Djokovic invece per chiare motivazioni anagrafiche non è più il fenomeno assoluto in grado di riscrivere la storia del tennis maschile e le ultime sue uscite non sono certamente state particolarmente rassicuranti sulle sue condizioni, con Nole che non vince un match da Wimbledon e uno sul cemento da marzo a Indian Wells. A complicare le cose ci si mette anche il clima caldo e umido di New York, che lo stesso serbo a Cincinnati ha ammesso di soffrire. Detto questo un campione come Djokovic non lo si può certo scartare a priori, consapevoli di come nei tornei degli slam riesca sempre a tirare fuori il meglio.

Il teorico favorito sulla carta avrebbe però dovuto essere Zverev, che al Roland Garros si è finalmente sbloccato a libello slam, ma dopo il trionfo di Parigi il tedesco ha evidenziato tutti i suoi limiti, oltre ad alcune difficoltà nella transizione di superficie, vincendo solo due partite tra i Masters 1000 di Montreal e Cincinnati. Inoltre non si può sottolineare come il successo al Roland Garros sia arrivato in situazioni alquanto particolari, con Sascha che non ha dovuto affrontare alcun top-10 (che da sempre fatica enormemente a battere nei Major) e battuto – con molta fatica – un solo top-20 ai tempi, ovvero Flavio Cobolli in finale.

Shelton e Fils si candidano alla vittoria finale

In questa situazione è inevitabile che a candidarsi come possibili vincitori dello US Open siano anche giovani in rampa di lancio alla ricerca del loro primo titolo slam. Tra questi i più quotati sono Arthur Fils e Ben Shelton, vincitori degli ultimi due Masters 1000 sul cemento. Il primo è forse il giocatore più in forma del momento, e se non fosse stato per i tanti infortuni che lo hanno colpito in questi anni probabilmente sarebbe un top-10 stabile da tempo ormai. Il secondo invece è un giocatore già nell’élite del tennis da tempo e che si esprime al meglio nei tornei importanti, ma che ha sempre faticato a fare quel salto necessario per conquistare un torneo dello slam. A frenare l’ascesa dello statunitense però sono quasi sempre stati Sinner e Alcaraz, il primo dei quali sarà assente, il secondo invece in cerca di fiducia.

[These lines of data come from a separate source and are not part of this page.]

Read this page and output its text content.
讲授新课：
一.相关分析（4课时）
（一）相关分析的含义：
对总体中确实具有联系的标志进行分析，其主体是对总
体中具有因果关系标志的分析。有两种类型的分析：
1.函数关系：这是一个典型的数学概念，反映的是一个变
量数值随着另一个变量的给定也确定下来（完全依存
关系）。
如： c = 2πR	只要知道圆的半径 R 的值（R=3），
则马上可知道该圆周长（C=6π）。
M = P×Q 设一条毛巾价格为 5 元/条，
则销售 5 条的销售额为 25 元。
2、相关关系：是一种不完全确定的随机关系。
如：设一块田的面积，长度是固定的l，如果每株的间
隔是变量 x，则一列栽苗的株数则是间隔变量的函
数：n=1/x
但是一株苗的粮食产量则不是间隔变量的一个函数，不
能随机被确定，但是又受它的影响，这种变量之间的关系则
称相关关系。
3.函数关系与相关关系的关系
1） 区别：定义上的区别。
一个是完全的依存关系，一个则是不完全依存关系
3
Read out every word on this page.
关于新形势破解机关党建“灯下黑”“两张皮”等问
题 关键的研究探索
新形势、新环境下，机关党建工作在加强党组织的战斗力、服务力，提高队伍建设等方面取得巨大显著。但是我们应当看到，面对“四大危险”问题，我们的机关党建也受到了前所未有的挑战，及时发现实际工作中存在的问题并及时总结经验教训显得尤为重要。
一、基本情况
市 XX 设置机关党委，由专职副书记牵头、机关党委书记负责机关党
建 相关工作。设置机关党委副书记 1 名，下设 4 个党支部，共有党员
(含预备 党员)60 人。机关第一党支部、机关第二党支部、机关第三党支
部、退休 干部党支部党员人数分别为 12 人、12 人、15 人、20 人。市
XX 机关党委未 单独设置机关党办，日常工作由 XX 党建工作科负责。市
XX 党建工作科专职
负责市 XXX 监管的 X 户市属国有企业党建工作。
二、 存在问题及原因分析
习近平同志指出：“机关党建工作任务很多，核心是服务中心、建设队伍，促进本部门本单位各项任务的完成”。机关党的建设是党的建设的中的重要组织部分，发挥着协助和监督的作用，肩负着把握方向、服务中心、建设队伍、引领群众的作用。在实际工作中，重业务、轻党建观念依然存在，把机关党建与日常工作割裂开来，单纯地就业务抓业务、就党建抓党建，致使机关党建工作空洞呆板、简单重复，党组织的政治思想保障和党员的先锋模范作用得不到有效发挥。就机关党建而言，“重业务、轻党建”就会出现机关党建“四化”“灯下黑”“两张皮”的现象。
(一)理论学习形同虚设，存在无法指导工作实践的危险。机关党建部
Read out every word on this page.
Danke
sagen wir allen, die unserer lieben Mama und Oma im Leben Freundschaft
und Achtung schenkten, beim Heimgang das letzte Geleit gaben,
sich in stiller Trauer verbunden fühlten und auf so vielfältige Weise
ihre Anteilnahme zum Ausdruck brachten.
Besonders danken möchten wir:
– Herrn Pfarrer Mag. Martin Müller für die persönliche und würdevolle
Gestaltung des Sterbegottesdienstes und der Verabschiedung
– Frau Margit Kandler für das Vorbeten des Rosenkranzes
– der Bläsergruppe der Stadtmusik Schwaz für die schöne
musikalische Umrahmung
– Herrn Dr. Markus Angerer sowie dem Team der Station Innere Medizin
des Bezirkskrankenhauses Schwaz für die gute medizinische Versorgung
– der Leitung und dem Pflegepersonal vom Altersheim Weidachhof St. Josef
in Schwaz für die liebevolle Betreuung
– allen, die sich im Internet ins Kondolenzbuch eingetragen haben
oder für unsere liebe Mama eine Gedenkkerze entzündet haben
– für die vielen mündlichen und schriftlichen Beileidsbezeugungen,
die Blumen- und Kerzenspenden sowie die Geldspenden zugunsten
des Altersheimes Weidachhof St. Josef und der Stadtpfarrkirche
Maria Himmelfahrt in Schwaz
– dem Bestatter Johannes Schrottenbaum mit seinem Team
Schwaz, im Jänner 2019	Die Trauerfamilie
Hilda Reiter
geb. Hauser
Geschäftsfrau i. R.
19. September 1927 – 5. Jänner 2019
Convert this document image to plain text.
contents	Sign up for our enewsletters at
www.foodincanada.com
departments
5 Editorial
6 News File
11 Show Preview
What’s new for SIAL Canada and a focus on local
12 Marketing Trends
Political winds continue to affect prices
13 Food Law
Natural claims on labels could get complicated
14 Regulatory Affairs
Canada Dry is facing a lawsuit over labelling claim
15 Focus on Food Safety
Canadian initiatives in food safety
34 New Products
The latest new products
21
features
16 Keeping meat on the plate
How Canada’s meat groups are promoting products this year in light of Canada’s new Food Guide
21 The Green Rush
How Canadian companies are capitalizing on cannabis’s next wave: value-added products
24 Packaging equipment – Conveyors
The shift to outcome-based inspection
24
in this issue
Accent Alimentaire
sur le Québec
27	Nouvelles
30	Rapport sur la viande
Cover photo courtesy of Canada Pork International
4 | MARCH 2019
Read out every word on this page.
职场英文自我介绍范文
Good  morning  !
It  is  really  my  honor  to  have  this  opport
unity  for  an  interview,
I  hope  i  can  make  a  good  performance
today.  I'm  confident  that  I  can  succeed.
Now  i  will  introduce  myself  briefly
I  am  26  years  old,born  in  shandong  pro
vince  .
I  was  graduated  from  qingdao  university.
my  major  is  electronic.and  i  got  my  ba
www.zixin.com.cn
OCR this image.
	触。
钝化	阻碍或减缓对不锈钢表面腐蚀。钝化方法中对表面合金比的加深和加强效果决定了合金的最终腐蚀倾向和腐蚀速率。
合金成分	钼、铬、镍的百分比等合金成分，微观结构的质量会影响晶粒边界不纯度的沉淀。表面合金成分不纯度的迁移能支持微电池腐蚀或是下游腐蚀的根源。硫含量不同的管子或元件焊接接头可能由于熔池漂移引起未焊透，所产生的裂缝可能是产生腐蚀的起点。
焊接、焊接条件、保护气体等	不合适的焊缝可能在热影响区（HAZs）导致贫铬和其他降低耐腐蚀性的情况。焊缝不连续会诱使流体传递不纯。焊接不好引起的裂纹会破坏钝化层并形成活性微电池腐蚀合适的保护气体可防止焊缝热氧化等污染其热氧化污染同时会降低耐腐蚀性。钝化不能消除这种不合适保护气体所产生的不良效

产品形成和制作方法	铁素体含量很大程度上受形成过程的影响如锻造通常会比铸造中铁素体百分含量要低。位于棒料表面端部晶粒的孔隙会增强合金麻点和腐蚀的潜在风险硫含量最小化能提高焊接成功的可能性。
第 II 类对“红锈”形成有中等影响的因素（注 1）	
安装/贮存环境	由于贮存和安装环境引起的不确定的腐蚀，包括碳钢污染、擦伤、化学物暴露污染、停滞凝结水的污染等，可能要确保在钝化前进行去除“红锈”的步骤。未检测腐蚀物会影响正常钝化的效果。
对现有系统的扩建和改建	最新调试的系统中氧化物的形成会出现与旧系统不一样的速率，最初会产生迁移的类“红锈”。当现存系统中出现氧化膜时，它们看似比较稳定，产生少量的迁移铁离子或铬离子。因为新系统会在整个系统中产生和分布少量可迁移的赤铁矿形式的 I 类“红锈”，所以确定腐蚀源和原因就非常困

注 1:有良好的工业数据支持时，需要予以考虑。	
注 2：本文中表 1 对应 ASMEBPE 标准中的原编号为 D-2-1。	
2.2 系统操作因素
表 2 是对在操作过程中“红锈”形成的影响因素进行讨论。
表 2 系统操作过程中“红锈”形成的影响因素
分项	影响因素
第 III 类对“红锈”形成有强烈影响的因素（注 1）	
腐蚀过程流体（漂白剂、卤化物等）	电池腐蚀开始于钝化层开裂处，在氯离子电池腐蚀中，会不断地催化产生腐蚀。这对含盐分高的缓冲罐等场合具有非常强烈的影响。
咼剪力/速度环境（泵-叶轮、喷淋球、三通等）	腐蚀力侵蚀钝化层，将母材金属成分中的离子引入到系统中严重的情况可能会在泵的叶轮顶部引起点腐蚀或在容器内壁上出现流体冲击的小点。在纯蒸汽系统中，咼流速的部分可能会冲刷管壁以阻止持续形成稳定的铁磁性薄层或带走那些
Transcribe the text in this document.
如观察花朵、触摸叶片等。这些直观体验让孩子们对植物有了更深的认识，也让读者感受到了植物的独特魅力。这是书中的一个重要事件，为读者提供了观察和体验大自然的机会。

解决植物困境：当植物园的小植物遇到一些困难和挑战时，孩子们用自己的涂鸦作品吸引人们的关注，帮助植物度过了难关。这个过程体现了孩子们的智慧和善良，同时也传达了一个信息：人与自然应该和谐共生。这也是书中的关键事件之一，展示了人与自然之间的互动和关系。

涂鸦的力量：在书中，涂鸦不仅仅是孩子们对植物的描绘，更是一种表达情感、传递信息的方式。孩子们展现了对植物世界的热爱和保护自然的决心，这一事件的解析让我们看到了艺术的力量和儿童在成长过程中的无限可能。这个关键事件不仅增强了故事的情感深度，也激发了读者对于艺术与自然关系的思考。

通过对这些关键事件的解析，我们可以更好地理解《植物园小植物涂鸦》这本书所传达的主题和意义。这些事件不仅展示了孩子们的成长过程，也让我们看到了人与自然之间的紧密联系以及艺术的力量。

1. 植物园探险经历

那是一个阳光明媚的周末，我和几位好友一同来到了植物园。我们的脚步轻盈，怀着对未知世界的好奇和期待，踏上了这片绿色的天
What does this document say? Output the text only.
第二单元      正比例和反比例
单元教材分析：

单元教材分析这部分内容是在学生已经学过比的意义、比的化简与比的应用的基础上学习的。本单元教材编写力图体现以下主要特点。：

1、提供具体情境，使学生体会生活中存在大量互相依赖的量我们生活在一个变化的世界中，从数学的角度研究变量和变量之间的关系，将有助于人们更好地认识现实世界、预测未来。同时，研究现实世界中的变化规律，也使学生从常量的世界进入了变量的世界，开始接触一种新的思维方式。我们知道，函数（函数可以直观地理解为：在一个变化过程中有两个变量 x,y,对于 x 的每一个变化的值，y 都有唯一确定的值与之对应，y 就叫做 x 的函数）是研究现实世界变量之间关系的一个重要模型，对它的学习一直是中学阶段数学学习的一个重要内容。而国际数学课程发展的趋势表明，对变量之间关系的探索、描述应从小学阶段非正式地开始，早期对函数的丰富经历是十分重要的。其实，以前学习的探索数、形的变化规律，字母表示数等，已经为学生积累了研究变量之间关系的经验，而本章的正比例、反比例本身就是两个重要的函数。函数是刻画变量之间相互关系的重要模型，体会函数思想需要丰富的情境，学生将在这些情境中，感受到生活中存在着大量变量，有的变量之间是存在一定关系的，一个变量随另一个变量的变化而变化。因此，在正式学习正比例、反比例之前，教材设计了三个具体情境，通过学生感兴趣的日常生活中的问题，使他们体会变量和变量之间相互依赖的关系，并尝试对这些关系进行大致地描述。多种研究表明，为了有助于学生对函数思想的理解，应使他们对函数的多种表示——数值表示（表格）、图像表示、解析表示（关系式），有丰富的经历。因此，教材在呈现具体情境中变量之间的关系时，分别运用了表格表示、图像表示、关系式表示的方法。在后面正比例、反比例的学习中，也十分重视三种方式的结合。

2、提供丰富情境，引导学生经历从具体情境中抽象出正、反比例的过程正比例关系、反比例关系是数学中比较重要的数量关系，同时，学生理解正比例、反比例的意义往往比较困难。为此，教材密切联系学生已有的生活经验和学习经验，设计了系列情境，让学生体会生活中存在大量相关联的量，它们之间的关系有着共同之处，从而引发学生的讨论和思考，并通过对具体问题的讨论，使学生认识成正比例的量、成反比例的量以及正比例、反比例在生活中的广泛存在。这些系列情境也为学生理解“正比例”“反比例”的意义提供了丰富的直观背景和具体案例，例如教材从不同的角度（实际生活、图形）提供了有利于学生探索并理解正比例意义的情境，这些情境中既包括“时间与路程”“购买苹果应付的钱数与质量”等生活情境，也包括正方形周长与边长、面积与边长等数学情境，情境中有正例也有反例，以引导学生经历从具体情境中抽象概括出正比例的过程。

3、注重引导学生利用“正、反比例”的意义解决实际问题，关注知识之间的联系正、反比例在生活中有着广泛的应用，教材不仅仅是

Jodar, Mensik, Cobolli e Musetti le possibili sorprese

A Fils e Shelton si possono aggiungere anche altri nomi come la rivelazione del 2026 Rafael Jodar, che ha dimostrato di essere già un rivale temibile per tutti e di non soffrire i grandi palcoscenici. Un altro nome da tenere d’occhio è Jakub Mensik, giocatore incostante ma che si esprime al meglio sul cemento e che ha dimostrato di essere capace di grandi exploit come il titolo “1000” conquistato battendo Djokovic in finale a Miami nel 2025 o la semifinale ottenuta al Roland Garros pochi mesi fa.

A questa lista si aggiungono anche gli azzurri come Flavio Cobolli, che negli slam è capace di esaltarsi come dimostrato con la finale al Roland Garros o i quarti ottenuti a Wimbledon nel 2025 e nel 2026 e che è tra i giocatori più in forma del momento, come testimonia il fatto che nella race sia attualmente al n°4. L’altro potrebbe essere Lorenzo Musetti, che fino al ritiro contro Djokovic all’Australian Open sembrava seriamente poter essere lui il terzo incomodo più plausibile nella rivalità tra Sinner e Alcaraz. Il carrarino però deve ritrovare ancora quella fiducia e consapevolezza a lui necessarie per esprimersi al meglio ed essere un avversario temibile per chiunque.